De gewone haarslak (Trochulus hispidus) is een slakkensoort uit de familie van de Hygromiidae.[1] De wetenschappelijke naam van de soort werd voor het eerst geldig gepubliceerd in 1758 door Carl Linnaeus.

Gewone haarslak
Gewone haarslak
Taxonomische indeling
Rijk:Animalia (Dieren)
Stam:Mollusca (Weekdieren)
Klasse:Gastropoda (Slakken)
Familie:Hygromiidae
Geslacht:Trochulus
Soort
Trochulus hispidus
(Linnaeus, 1758)
Originele combinatie
Helix hispida
Gewone haarslak
Afbeeldingen op Wikimedia Commons Wikimedia Commons
(en) World Register of Marine Species
Portaal  Portaalicoon   Biologie

Kenmerken bewerken

Het huisje is bol, kegelvormig, samengedrukt met 6-7 windingen en is 5 tot 6 mm hoog en 5 tot 12 mm breed als deze volgroeid is. De navel is open en varieert in breedte van ongeveer 1/4 tot 1/8 van de diameter van het huisje. De mond staat schuin op de groei-as van de winding en is afgerond tot licht elliptisch. De onderzijde is meestal wat afgeplat en licht gebogen. Aan de binnenkant, aan de onderrand van de mond, bevindt zich een drempelachtige, bijna rechte lip. De schaal van het huisje is relatief dunwandig en doorschijnend. De kleur is grijsbruin tot roodbruin, het oppervlak is licht glanzend. Het vertoont grove, zeer onregelmatige groeilijnen en is in het volwassen stadium bedekt met fijne, gebogen haren. Bij oudere exemplaren of dode schelpen zijn de haren vaak afgevallen of afgevallen, en bij schelpen die lang op de grond hebben gelegen is er soms nauwelijks een spoor van deze haren. In de regel laten de bevestigingspunten van de haren echter kleine inkepingen in het oppervlak achter. Het zachte lichaam van het dier is zwartachtig.

Geografisch voorkomen en leefgebied bewerken

De soort is wijdverbreid in bijna heel Europa.
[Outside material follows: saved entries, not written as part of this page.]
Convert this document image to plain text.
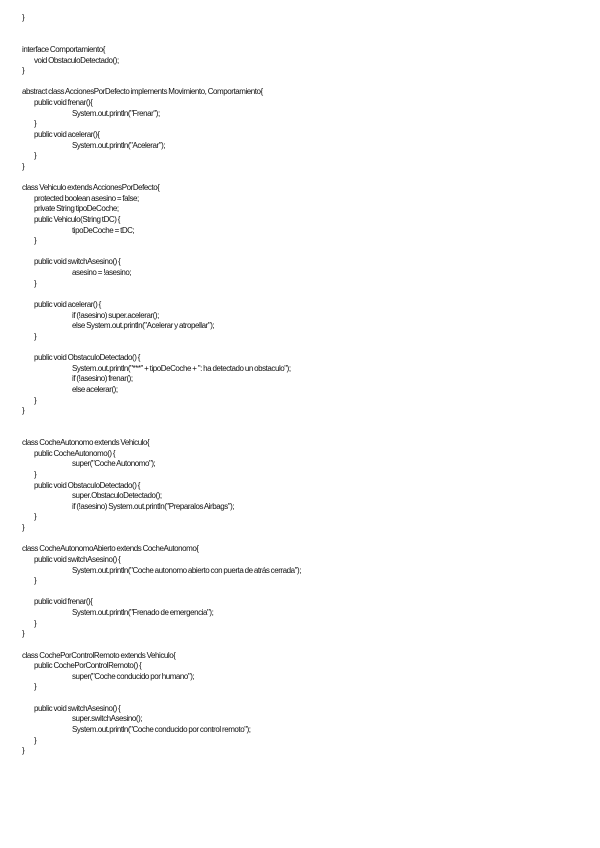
}
interface Comportamiento{
void ObstaculoDetectado();
}
abstract class AccionesPorDefecto implements Movimiento, Comportamiento{
public void frenar(){
System.out.println("Frenar");
}
public void acelerar(){
System.out.println("Acelerar");
}
}
class Vehiculo extends AccionesPorDefecto{
protected boolean asesino = false;
private String tipoDeCoche;
public Vehiculo(String tDC) {
tipoDeCoche = tDC;
}
public void switchAsesino() {
asesino = !asesino;
}
public void acelerar() {
if (!asesino) super.acelerar();
else System.out.println("Acelerar y atropellar");
}
public void ObstaculoDetectado() {
System.out.println("***" + tipoDeCoche + ": ha detectado un obstaculo");
if (!asesino) frenar();
else acelerar();
}
}
class CocheAutonomo extends Vehiculo{
public CocheAutonomo() {
super("Coche Autonomo");
}
public void ObstaculoDetectado() {
super.ObstaculoDetectado();
if (!asesino) System.out.println("Preparalos Airbags");
}
}
class CocheAutonomoAbierto extends CocheAutonomo{
public void switchAsesino() {
System.out.println("Coche autonomo abierto con puerta de atrás cerrada");
}
public void frenar(){
System.out.println("Frenado de emergencia");
}
}
class CochePorControlRemoto extends Vehiculo{
public CochePorControlRemoto() {
super("Coche conducido por humano");
}
public void switchAsesino() {
super.switchAsesino();
System.out.println("Coche conducido por control remoto");
}
}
Het is alleen afwezig in het noorden van Fennoscandinavië, het noorden van Rusland en de zuidelijke mediterrane eilanden. Het komt voor in schaarse bossen, struiken, rijen hagen, tuinen en parken. Het vermijdt echter extreem droge leefgebieden. Hij leeft hier onder oud blad, dood hout en op of op de grond van brandnetels (Urticaceae).

Levensstijl en voortplanting bewerken

De dieren eten ongeveer 50% verdord of droog plantaardig materiaal. Brandnetels hebben de voorkeur, maar ook paddenstoelen en fruit en bloemen worden af en toe gegeten.

De dieren worden geslachtsrijp voordat ze hun uiteindelijke grootte hebben bereikt. Eieren worden van mei tot september in groepen van maximaal 17 in vochtige grond of op de onderkant van rottende bladeren gelegd. De eieren zijn rond, glanzend en hebben een diameter van 1,3-1,5 mm. De ontwikkeltijd is 17 tot 26 dagen. De jongen hebben een huisje met 1,5 windingen. De dieren bereiken een leeftijd van twee jaar.